3.000.000 [loop(s)] * 20 [cycles / loop] = 60.000.000 [cycles]
60.000.000 [cycles] / 16.000.000 [cycles / sec] = 3.75 [sec] = 3750 [ms]

OpCode Cycle Count (in Reality)

Actually, I don’t have a display or a serial port configured to send debugging messages. The reason? To keep the code size minimal and avoid introducing any hidden side effects.

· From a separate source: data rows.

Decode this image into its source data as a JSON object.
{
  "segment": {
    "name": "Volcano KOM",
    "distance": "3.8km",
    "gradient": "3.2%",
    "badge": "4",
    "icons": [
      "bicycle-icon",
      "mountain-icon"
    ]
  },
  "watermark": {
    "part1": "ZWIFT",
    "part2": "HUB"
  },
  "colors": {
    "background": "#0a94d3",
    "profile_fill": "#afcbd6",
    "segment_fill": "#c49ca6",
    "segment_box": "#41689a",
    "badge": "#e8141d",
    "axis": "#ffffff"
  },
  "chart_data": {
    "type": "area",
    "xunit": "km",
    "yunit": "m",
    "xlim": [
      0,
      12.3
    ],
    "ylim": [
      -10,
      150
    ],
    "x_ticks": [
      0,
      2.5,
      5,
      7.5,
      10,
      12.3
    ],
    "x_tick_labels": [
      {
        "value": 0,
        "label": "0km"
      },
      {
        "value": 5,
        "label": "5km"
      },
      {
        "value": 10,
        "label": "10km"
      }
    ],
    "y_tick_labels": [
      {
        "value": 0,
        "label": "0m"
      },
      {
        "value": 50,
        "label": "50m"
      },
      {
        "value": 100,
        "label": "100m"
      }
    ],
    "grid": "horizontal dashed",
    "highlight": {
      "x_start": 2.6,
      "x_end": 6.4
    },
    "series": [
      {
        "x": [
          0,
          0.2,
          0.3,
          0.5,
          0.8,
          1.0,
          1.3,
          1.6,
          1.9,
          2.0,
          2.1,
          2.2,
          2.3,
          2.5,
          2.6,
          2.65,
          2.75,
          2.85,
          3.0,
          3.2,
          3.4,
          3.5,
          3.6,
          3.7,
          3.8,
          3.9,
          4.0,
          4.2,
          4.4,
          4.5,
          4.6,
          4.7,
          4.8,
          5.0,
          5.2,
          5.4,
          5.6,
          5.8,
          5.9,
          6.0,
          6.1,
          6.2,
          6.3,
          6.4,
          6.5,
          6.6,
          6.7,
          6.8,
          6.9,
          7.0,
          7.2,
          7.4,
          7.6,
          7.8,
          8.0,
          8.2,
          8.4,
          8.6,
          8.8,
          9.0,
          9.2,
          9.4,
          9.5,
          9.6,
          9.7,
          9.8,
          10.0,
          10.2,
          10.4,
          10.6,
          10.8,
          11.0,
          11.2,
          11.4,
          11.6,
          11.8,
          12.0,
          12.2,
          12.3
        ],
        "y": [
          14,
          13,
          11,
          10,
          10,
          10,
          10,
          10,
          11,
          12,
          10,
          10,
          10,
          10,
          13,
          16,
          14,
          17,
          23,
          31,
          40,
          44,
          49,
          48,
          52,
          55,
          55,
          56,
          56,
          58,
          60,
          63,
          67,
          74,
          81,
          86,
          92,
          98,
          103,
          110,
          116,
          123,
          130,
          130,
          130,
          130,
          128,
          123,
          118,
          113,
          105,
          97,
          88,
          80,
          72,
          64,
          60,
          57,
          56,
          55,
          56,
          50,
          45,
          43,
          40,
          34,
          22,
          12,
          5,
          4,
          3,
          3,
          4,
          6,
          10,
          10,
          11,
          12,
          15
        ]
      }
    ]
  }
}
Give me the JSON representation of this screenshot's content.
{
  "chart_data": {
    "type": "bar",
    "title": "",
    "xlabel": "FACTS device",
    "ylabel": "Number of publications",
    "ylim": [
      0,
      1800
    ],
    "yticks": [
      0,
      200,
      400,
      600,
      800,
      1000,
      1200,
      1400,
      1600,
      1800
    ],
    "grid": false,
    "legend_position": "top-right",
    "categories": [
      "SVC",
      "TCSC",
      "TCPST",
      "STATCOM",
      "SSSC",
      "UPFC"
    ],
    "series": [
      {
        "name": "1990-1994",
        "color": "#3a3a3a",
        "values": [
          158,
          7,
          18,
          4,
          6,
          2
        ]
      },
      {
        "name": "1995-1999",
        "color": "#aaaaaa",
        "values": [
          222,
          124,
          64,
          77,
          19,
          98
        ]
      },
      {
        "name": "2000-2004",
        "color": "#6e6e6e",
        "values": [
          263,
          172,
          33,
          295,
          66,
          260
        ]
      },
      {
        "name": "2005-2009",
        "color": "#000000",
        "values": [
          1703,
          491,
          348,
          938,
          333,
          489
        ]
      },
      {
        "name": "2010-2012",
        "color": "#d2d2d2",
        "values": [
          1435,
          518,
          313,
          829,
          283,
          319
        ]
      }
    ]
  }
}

So… how can we show the runtime of our program?
Enter “Morse Code” — DIY Debug Style!

Instead of classic Morse sequences of short and long signals, I use a dummy form of Morse code:

First, send one long LED signal to indicate that a digit follows.
Then, send a number of short LED blinks to represent the digit itself.
We repeat this for each digit, moving from right to left.

This simple trick lets us “print” numbers using just the onboard LED — no additional hardware, no clutter, no hidden surprises.

while (total_ms > 0) {
    digitalWrite(LED_BUILTIN, HIGH);
    delay(2000);
    digitalWrite(LED_BUILTIN, LOW);
    delay(250);

    int blinkCount = (int)(total_ms % 10);
    for (int b = 0; b < blinkCount; b++) {
      digitalWrite(LED_BUILTIN, HIGH);
      delay(250);
      digitalWrite(LED_BUILTIN, LOW);
      delay(250);
    }

    delay(1000);

    total_ms = total_ms / 10;
}

DRUMROLL!

In theory we expected 3750 [ms], we measured 3771 [ms], that’s only 21 [ms] difference! A 21 [ms] delta over 3.75 seconds is just 0.55%, which is within expected bounds due to hardware and measurement imperfections.